Home Evenings With Josi S. Kilpack's Family

I feel the reason Family Home Evenings are so difficult to accomplish is because of their extreme value in binding families, which makes them number one target for the Adversary.

Listen to Josi S. Kilpack, author of many LDS books (Sheep’s Clothing and others) and see if her experience sounds familiar.

“I’m afraid that my family home evenings aren’t quite ‘writable’ since we’re hit and miss and often doing a cub scout or young women thing to pass something off—or like last night, we delay until Dad gets home at 7:30, then forget about this homework project and that phone call and Dad goes in to record the game and gets sucked in while. I sit down at the computer for JUST ONE MINUTE and BAM it’s 9:30 and time to berate the kids for staying up too late, and this one says he didn’t get any dinner, and that one remembers she has to write a book report and this one (that’s me) wants to go to bed.”

There are two things I love about Josi’s comments. First, she’s honest enough to admit that holding Family Home Evening isn’t easy. Second, at least the family does make an effort and succeeds now and again—and now and again is way better than never. Her description of one success made me chuckle.

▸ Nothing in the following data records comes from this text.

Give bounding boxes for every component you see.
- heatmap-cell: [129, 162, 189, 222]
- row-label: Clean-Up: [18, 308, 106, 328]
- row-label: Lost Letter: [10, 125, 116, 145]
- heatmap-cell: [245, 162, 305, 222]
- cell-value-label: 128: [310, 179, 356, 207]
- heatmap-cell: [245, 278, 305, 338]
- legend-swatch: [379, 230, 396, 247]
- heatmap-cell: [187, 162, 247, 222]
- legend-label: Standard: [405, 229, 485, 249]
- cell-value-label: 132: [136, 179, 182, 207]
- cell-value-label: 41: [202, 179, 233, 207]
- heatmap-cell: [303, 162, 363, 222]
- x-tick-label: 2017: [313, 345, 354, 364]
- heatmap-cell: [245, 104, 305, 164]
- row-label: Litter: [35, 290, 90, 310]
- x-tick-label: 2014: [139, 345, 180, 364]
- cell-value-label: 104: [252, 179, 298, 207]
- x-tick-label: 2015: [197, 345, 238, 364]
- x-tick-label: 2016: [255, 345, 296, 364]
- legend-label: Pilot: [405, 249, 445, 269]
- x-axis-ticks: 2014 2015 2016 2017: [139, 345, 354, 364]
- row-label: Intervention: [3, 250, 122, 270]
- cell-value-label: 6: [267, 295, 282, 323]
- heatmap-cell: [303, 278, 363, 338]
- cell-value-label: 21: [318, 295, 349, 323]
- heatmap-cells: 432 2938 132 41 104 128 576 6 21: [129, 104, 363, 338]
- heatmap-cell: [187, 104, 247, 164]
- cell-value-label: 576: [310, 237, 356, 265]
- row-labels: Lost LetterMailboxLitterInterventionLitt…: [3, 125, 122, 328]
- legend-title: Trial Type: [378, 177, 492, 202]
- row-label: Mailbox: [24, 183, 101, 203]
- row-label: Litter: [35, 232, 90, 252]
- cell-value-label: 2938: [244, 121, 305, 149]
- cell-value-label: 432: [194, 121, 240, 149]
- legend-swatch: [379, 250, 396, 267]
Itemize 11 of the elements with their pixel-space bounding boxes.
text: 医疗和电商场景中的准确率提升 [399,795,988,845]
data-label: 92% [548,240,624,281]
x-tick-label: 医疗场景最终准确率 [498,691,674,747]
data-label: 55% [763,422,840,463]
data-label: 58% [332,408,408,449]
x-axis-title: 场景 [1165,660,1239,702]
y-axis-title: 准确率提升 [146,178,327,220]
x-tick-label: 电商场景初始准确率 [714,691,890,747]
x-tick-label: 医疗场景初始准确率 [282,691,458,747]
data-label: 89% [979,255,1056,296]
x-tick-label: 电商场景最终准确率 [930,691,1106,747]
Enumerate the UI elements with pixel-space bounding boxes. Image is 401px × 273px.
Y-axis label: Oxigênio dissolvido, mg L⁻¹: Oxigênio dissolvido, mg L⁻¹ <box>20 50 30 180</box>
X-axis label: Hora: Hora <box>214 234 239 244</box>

“The best FHE we’ve had over the last 6 months,” Josi said, “was a lesson on how our bodies work, and why we need to treat them with respect. The part that held their attention was when I explained in detail the urinary system of the body, why pee is supposed to be light yellow, and that they all really need to start flushing the toilet.”

I have the feeling Josi’s children will find that particular lesson popping into their minds throughout their lives, and it will make a difference to their health and spirituality, because body and spirit work together.

It’s never too late to hold Family Home Evenings, no matter what age our children, or where we find ourselves in life--or what obstacles we need to navigate.